The Poudre School District Board of Education voted 6–1 on Dec. 9 to adopt the district’s proposed 2026–27 school calendar after a prolonged discussion that balanced heat-day relief for non–air-conditioned elementary schools against concerns that the plan creates semester inequities for high-school students on block schedules.
Teachers and staff who spoke during public comment said the proposed calendar would put as many as 14 more instructional days in the second semester than the first for some courses on block schedules, which they said can translate to roughly 1,200 minutes of instruction (about three weeks) and force faculty to cut units or reduce review time. Charles Stone, a Fossil Ridge High School science teacher, told the board that “1200 minutes less” would affect AP and college-level courses and create inequitable classroom experiences.

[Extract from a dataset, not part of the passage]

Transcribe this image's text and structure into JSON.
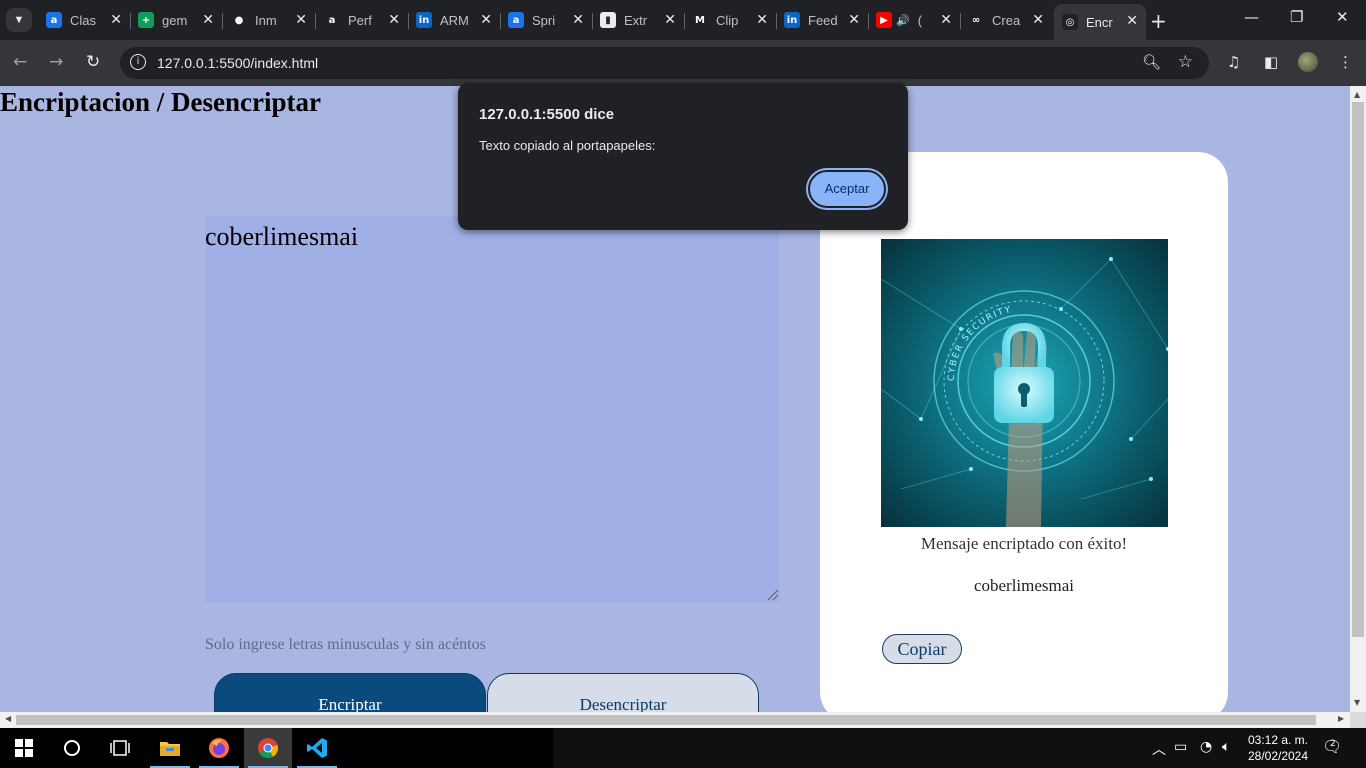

Amy Healy, a Fossil Ridge German teacher, urged the board to delay finalizing the calendar so the district could make adjustments to workdays and semester balance. Public commenters and several board members also raised the district’s heat-day history and the fact that many elementary buildings lack air conditioning; Superintendent Kingsley and calendar co-chairs said a later start was a top priority to reduce exposure to early-year heat and that some options (moving days out of breaks or adjusting semester boundaries) had trade-offs.
Calendar committee co-chairs (including Brian Keel) described options considered: shortening fall break, moving days within winter break, or ending the first semester after winter break to rebalance instructional minutes. Board members proposed possible short-term fixes such as moving one staff workday into the second semester but noted any change would ripple through staffing, concurrent-enrollment deadlines with Front Range Community College, and collective-bargaining agreements.

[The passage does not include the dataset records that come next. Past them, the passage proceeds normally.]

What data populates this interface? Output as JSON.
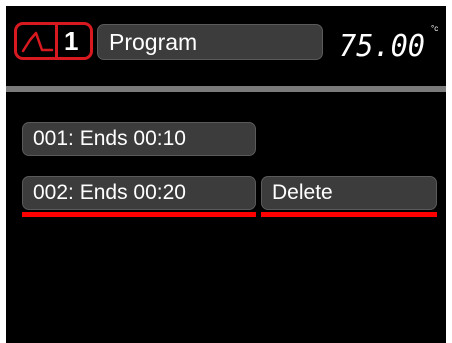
{
  "header": {
    "program_number": "1",
    "title": "Program",
    "temperature": "75.00",
    "temperature_unit": "°c"
  },
  "segments": [
    {
      "label": "001: Ends 00:10",
      "selected": false
    },
    {
      "label": "002: Ends 00:20",
      "selected": true
    }
  ],
  "actions": {
    "delete_label": "Delete"
  },
  "colors": {
    "accent": "#d81920",
    "selection_underline": "#ff0000",
    "button_bg": "#3c3c3c",
    "screen_bg": "#000000",
    "rule": "#7a7a7a"
  },
  "icons": {
    "profile": "ramp-profile-icon"
  }
}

After discussion, the clerk recorded a roll-call vote: Carla Bayes, Connor Duffy, Kevin Havelda, Scott Schoenbauer, Andrew Spain and Jessica Zamora voted “Aye”; Caronda Ziegler voted “Nay.” The motion passed 6–1.
What happens next: The calendar will be posted and communications will explain trade-offs and the district said it will pursue additional community engagement and consider small scheduling adjustments (for example, relocating one workday) in future iterations.